United Kingdom asks France to creative solutions after the shipwreck in the Canal de la Mancha

The Government of the United Kingdom asked France this Saturday "new creative solutions" between the two countries to tackle migration by the Canal de la Manc

United Kingdom asks France to creative solutions after the shipwreck in the Canal de la Mancha

The Government of the United Kingdom asked France this Saturday "new creative solutions" between the two countries to tackle migration by the Canal de la Mancha, after death on Wednesday of 27 people in a shipwreck, including a pregnant woman and three children .

The Secretary of State for Customs and Borders, Damian Hinds, insisted, in statements to the BBC, in which a letter sent on Thursday by British Prime Minister, Boris Johnson, the French President, Emmanuel Macron, who caused indignation in Paris, had "Cooperative" tone and it was only intended to see that "we must deepen in the" bilateral collaboration.

The Government of Johnson is under pressure to stop the arrival of immigrants in an irregular situation from France to England, after they have not worked some of the measures he intended to introduce after the Brexit, such as sending asylum seekers to third countries to proceed Your requests.
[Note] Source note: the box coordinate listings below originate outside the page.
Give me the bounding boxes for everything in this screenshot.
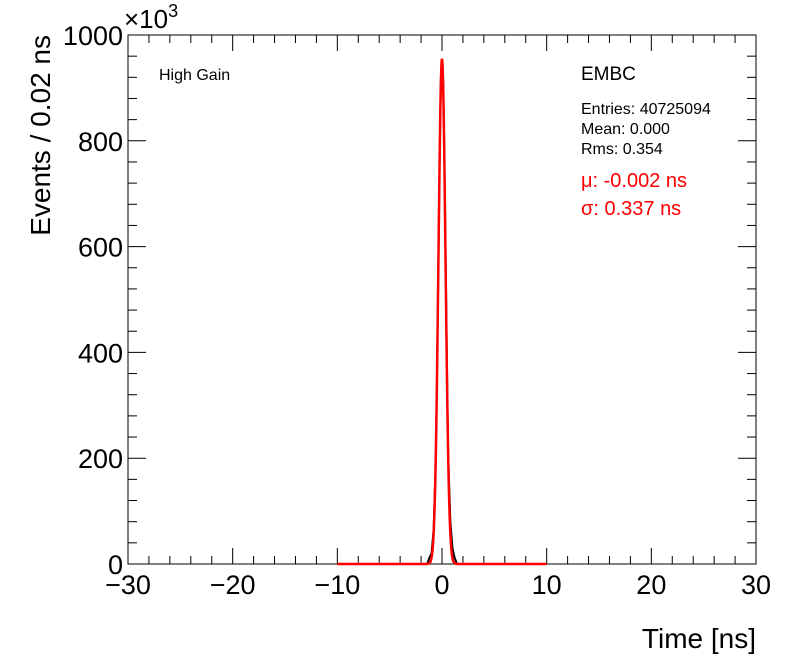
y-axis-title: Events / 0.02 ns bbox=[25, 35, 56, 236]
rms-label: Rms: 0.354 bbox=[581, 141, 663, 158]
y-multiplier-exp: 3 bbox=[168, 1, 178, 21]
x-tick-label: 30 bbox=[741, 570, 771, 600]
x-tick-label: 20 bbox=[636, 570, 666, 600]
x-tick-label: −30 bbox=[105, 570, 151, 600]
y-tick-label: 600 bbox=[78, 233, 123, 263]
histogram-series bbox=[426, 61, 458, 564]
y-tick-label: 200 bbox=[78, 444, 123, 474]
mean-label: Mean: 0.000 bbox=[581, 121, 670, 138]
y-axis: 0 200 400 600 800 1000 bbox=[63, 21, 756, 580]
entries-label: Entries: 40725094 bbox=[581, 101, 711, 118]
x-tick-label: −20 bbox=[210, 570, 256, 600]
x-axis: −30 −20 −10 0 10 20 30 bbox=[105, 35, 771, 600]
x-tick-label: 0 bbox=[434, 570, 449, 600]
fit-curve bbox=[337, 58, 547, 566]
region-label: EMBC bbox=[581, 64, 636, 85]
histogram-line bbox=[426, 61, 458, 564]
mu-label: μ: -0.002 ns bbox=[581, 170, 687, 192]
y-tick-label: 0 bbox=[108, 550, 123, 580]
y-multiplier-base: ×10 bbox=[124, 4, 168, 34]
y-tick-label: 800 bbox=[78, 127, 123, 157]
y-multiplier: ×103 bbox=[124, 1, 178, 34]
x-tick-label: 10 bbox=[532, 570, 562, 600]
x-axis-title: Time [ns] bbox=[642, 623, 756, 654]
y-tick-label: 400 bbox=[78, 338, 123, 368]
sigma-label: σ: 0.337 ns bbox=[581, 198, 681, 220]
y-tick-label: 1000 bbox=[63, 21, 123, 51]
x-tick-label: −10 bbox=[314, 570, 360, 600]
gain-label: High Gain bbox=[159, 67, 230, 84]
fit-series bbox=[337, 58, 547, 566]
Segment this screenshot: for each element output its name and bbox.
Seventeen men, seven women and three minors died in the tragedy of November 24, the worst in decades in the busy waters of the canal, which left two survivors, who are now questioned on Gaulus soil. The French Government has convened a meeting to address the matter on Sunday in Calais (France), to which representatives of Belgium, Germany, the European Commission and the Netherlands, have canceled the invitation to the United Kingdom in response to the Prime Minister's Misiva.

The controversial letter - which, among other things, asked for the return to France of immigrants from there intercepted in England - "totally recognizes what the French government has been doing and the fact that (immigration) is a common challenge" , according to Hind.

"But now, particularly after the horrible tragedy, we must go further, deepen our association, expand what we do, agree new creative solutions," he said. In the document, which was disseminated in social networks, Johnson lists the five bilateral measures he would like to see to "advance more and faster" in the migratory crisis. Among them, "joint patrols to prevent more boats from the French beaches", the deployment of technology and surveillance in the waters of each and an agreement with France on "returns" (of immigrants), as well as negotiations to establish a Pact of returns between the United Kingdom and the European Union, nonexistent after the British exit of the EU.

On the offer of sending British patrols to Water Galas, Hinds maintained that "nobody proposes violating sovereignty" but to highlight that "you have to do more" to monitor the French coast. "You can not simply say that it is difficult because there are hundreds of thousands of kilometers of coast, we have to do what is necessary to save human lives," he argued.

The Secretary of State did not specify how much the French authorities have already been paid from the 54 million pounds (64 million euros) promised by the United Kingdom in 2021-22 to assist in patrol work.

The challenging attitude of the Executive of London, frustrated by what he perceives as a French inoperative, has been criticized by the old British Labor Foreign Minister David Miliband, who considers that the situation as a whole reflects "what really means Brexit" .miliband , currently director of the US NGO International Rescue Committee, founded by Albert Einstein, said Johnson acted badly by writing a letter that can be interpreted as it is trying to "make Macron anger".

However, it also notes that the French Government "is equally wrong by rejecting the presence of a British representative at the meeting of tomorrow, since" obviously, the United Kingdom must be involved. " "In the end, we are going to have to make peace and try to fix what Brexit has created," he said. Miliband recalled that, before leaving the EU on January 31, 2020, London could resort to Community regulations Dublin III to return to immigrants to the first European country to which they had arrived before recurring on British soil, something that can no longer do By not having negotiated an alternative agreement.

This year, 1,281 attempts to cross the Canal to England have been registered, compared to 868 of 2020, when there were less by the pandemic, according to the maritime prefecture of Pas de Calais (France). The precarious vessels chartered by The organizers of these clandestine trips have transported, so far this year, 33,083 people, compared at 9,551, 2020, said the same source.